II - Por força do disposto no art. 2.º, n.º 4 do CP, o regime que concretamente se mostrar mais favorável é aplicável também aos casos de medida de segurança, conforme resulta, designadamente, do disposto no art. 29.º, n.º 4 da CRP, aliás de aplicação directa (art. 18.º, n.º 1 da CRP).
III - A falta de cumprimento da obrigação legal constante do art. 93.º, n.º 2 do CP - apesar da grande relevância da mesma no sistema penal de medidas de segurança aplicáveis a inimputáveis no quadro de legalidade do Estado de Direito Democrático - não pode levar a concluir imediatamente, no âmbito da providência de habeas corpus, que a limitação de liberdade decorrente do internamento se mantém para além do limite temporal fixado pela lei (art. 222.º, n.º 2, al. c) do CPP).

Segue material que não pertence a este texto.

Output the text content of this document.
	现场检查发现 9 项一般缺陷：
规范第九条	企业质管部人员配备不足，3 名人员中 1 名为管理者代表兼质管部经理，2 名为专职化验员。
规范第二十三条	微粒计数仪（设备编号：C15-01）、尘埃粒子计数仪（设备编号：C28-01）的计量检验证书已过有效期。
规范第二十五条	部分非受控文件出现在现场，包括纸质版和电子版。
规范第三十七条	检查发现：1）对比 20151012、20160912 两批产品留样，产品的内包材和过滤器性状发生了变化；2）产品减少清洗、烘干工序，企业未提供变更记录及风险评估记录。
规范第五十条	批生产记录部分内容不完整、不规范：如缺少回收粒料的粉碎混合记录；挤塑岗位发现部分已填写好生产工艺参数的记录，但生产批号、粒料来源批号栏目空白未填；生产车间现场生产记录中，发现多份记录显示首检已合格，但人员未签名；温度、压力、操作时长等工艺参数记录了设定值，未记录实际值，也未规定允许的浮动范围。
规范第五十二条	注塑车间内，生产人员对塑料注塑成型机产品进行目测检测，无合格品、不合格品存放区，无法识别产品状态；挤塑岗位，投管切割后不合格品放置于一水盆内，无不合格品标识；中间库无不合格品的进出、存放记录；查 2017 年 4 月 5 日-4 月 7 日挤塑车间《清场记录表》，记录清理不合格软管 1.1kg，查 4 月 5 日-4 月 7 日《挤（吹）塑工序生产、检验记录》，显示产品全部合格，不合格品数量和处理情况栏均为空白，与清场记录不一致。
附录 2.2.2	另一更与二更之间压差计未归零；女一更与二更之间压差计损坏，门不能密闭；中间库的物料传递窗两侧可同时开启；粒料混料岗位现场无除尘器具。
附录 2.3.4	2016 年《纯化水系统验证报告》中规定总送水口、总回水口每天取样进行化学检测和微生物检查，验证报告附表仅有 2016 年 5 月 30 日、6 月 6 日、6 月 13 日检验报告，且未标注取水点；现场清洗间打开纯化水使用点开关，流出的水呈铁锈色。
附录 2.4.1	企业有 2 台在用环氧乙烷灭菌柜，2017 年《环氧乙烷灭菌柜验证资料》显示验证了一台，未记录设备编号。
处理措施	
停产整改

IV - No caso em que se verifica que não está excedido o período legal máximo de duração do internamento, o limite a considerar não é fixado em função do prazo para a revisão da situação do internado, mas da verificação da não persistência do pressuposto da perigosidade, a constar da decisão do Tribunal de Execução das Penas, ou da constatação, por este, da possibilidade de colocação em liberdade para prova em virtude de, mantendo-se embora o estado de perigosidade, ser possível alcançar em meio aberto a finalidade da medida.
V - Pelo que, não sendo viável concluir, neste momento, se se verifica alguma dessas situações que põem termo à limitação de liberdade resultante do internamento, não pode ainda proferir-se decisão, sendo de aplicar, com as necessárias adaptações, o disposto no art. 223.º, n.º 4, al. b) do CPP, devendo o TEP, por intermédio do juiz do processo, ou, no seu impedimento, por qualquer outro que legalmente o substitua, providenciar imediatamente pela revisão da situação do internado, nos termos do disposto no art. 93.º do CP, comunicando-se de imediato a decisão ao STJ, a fim de poder decidir fundadamente a providência requerida.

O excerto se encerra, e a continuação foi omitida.